One-Step Flow Policy Mirror Descent

Updated 10 December 2025

The paper introduces FPMD, an RL algorithm that leverages flow matching to enable one-step inference, significantly reducing inference latency while improving sample efficiency.
It employs flow-matching parameterizations (FPMD-R and FPMD-M) that use single-step Euler integration to approximate complex, non-Gaussian policies in continuous control environments.
Empirical results on Gym-MuJoCo benchmarks show that FPMD variants match or outperform state-of-the-art methods by reducing network calls and maintaining competitive inference speeds.

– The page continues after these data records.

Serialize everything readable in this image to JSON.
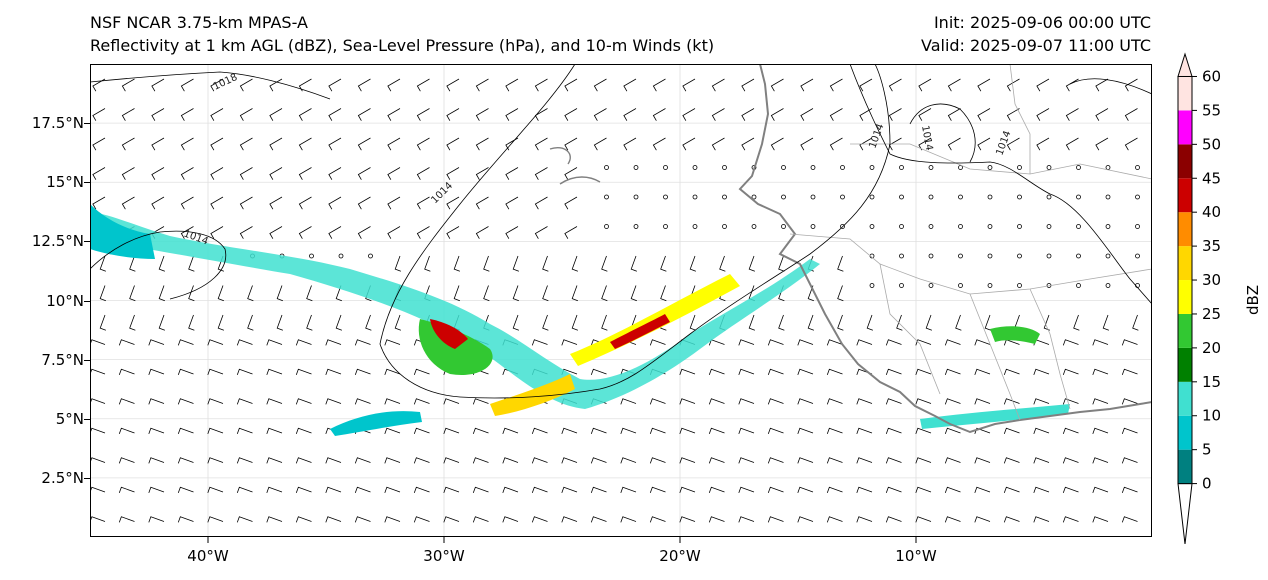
{
  "title": {
    "model": "NSF NCAR 3.75-km MPAS-A",
    "fields": "Reflectivity at 1 km AGL (dBZ), Sea-Level Pressure (hPa), and 10-m Winds (kt)",
    "init": "Init: 2025-09-06 00:00 UTC",
    "valid": "Valid: 2025-09-07 11:00 UTC"
  },
  "map": {
    "lon_range": [
      -45,
      0
    ],
    "lat_range": [
      0,
      20
    ],
    "lon_ticks": [
      {
        "value": -40,
        "label": "40°W"
      },
      {
        "value": -30,
        "label": "30°W"
      },
      {
        "value": -20,
        "label": "20°W"
      },
      {
        "value": -10,
        "label": "10°W"
      }
    ],
    "lat_ticks": [
      {
        "value": 2.5,
        "label": "2.5°N"
      },
      {
        "value": 5,
        "label": "5°N"
      },
      {
        "value": 7.5,
        "label": "7.5°N"
      },
      {
        "value": 10,
        "label": "10°N"
      },
      {
        "value": 12.5,
        "label": "12.5°N"
      },
      {
        "value": 15,
        "label": "15°N"
      },
      {
        "value": 17.5,
        "label": "17.5°N"
      }
    ],
    "isobar_labels": [
      "1018",
      "1014",
      "1014",
      "1014",
      "1014",
      "1014"
    ]
  },
  "colorbar": {
    "label": "dBZ",
    "levels": [
      0,
      5,
      10,
      15,
      20,
      25,
      30,
      35,
      40,
      45,
      50,
      55,
      60
    ],
    "tick_labels": [
      "0",
      "5",
      "10",
      "15",
      "20",
      "25",
      "30",
      "35",
      "40",
      "45",
      "50",
      "55",
      "60"
    ],
    "colors": [
      "#008080",
      "#00c5cc",
      "#40e0d0",
      "#008000",
      "#32c832",
      "#ffff00",
      "#ffd700",
      "#ff8c00",
      "#cc0000",
      "#8b0000",
      "#ff00ff",
      "#ffe4e1"
    ]
  }
}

One-Step Flow Policy Mirror Descent (FPMD) is an online reinforcement learning (RL) algorithm developed to enable highly efficient, single-step policy inference for expressive policy classes, notably in continuous control environments. FPMD bridges the expressive power of diffusion-based models and the real-time responsiveness characteristic of classical RL policies, achieving single-step sampling via flow-matching parameterizations. This approach builds on policy mirror descent (PMD) using conditional flow and MeanFlow models and provides theoretical and empirical advantages in terms of inference latency, sample efficiency, and convergence properties (Chen et al., 31 Jul 2025, Alfano et al., 2023).

1. Problem Setting and Motivating Context

FPMD operates in the standard discounted Markov Decision Process (MDP) framework:

State-space: $\mathcal{S}$
Continuous action-space: $\mathcal{A} \subseteq \mathbb{R}^d$
Transition kernel: $P(s'|s,a)$
Reward function: $r:\mathcal{S} \times \mathcal{A} \to \mathbb{R}$
Discount factor: $\gamma \in (0,1)$
Initial state distribution: $\mu_0$

The objective is to maximize the expected discounted return: $\rho(\pi) = \mathbb{E}\left[\sum_{t=0}^\infty \gamma^t r(s_t, a_t)\right], \quad a_t \sim \pi(\cdot|s_t),\ s_{t+1} \sim P(\cdot|s_t,a_t)$ where $\pi(a|s)\in\Delta(\mathcal{A})$ is the (possibly non-Gaussian) stochastic policy.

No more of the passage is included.